Compute the square norm $\|\cdot\|_2$ of the following block matrix \begin{bmatrix} O & I_n & \dots & O \\ I_n & O & \ddots & O \\ \vdots & \ddots & \ddots & I_n \\ O & O & I_n & O \end{bmatrix} where $I_n$ is the identity matrix of order $n$.
I have no idea to find norm of the above block matrix. Can anyone give me a hint? Thank you in advance !
$\newcommand{\norm}[1]{\left\|{#1}\right\|}$ First of all you have to know or demonstrate that
$$\norm{S \otimes T} \leq \norm{S}\norm{T}$$
Then notice that the matrix $M$ you address is
$$M=J \otimes I$$ where $I$ is the identity matrix and $J$ the generalization of this matrix $$J = \left[\begin{array}{cccc} 0 & 1 & 0 & 0\\ 1 & 0 & 1 & 0\\ 0 & 1 & 0 & 1\\ 0 & 0 & 1 & 0\\ \end{array}\right ]$$ then you have
$$\norm{J \otimes I} \leq \norm{J}\norm{I}$$ i.e. $$\norm{J \otimes I} \leq \norm{J}$$
Now you have to find the norm of J. There could be an easier way, but I'm not seeing other thing that diagonalize the matrix which is symmetric.
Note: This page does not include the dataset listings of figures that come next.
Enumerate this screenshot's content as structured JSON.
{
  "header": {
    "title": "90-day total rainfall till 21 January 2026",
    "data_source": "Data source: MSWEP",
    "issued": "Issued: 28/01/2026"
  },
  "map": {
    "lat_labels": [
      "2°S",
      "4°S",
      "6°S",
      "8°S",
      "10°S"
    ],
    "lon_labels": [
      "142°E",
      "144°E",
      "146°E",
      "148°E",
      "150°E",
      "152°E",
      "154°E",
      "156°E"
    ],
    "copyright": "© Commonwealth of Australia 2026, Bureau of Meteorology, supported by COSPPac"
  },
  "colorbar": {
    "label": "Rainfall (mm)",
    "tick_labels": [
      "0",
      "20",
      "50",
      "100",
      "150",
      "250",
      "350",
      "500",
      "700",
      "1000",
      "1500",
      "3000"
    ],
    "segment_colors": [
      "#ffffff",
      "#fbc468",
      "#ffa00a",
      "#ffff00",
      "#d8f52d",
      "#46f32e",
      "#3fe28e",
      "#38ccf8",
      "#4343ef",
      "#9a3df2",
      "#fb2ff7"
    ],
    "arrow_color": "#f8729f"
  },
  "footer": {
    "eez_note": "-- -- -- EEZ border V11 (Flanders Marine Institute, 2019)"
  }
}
I would consider the characteristic polynomial. Considering the resolvant matrix: $$J- \lambda I = \left[\begin{array}{cccc} \lambda & 1 & 0 & 0\\ 1 & \lambda & 1 & 0\\ 0 & 1 & \lambda & 1\\ 0 & 0 & 1 & \lambda\\ \end{array}\right ]$$
which is ruled by the following succession (cfr. https://en.wikipedia.org/wiki/Tridiagonal_matrix): $$ p_0(\lambda)=1 $$ $$ p_1(\lambda)=\lambda $$ $$ p_n(\lambda)=\lambda p_{n-1}-p_{n-2} $$
So for every $n$ you can find the eigenvalues you need to diagonalize and then get the max which is your norm. Being more specific as user1551 pointed out this is a special kind of tridiagonal Toeplitz Matrix and the eigen values are given by $$ \lambda_k=2 \cos(k \pi)/ (n+1) $$ with $k=1..n$ so I guess you also have an explicit formula for your norm.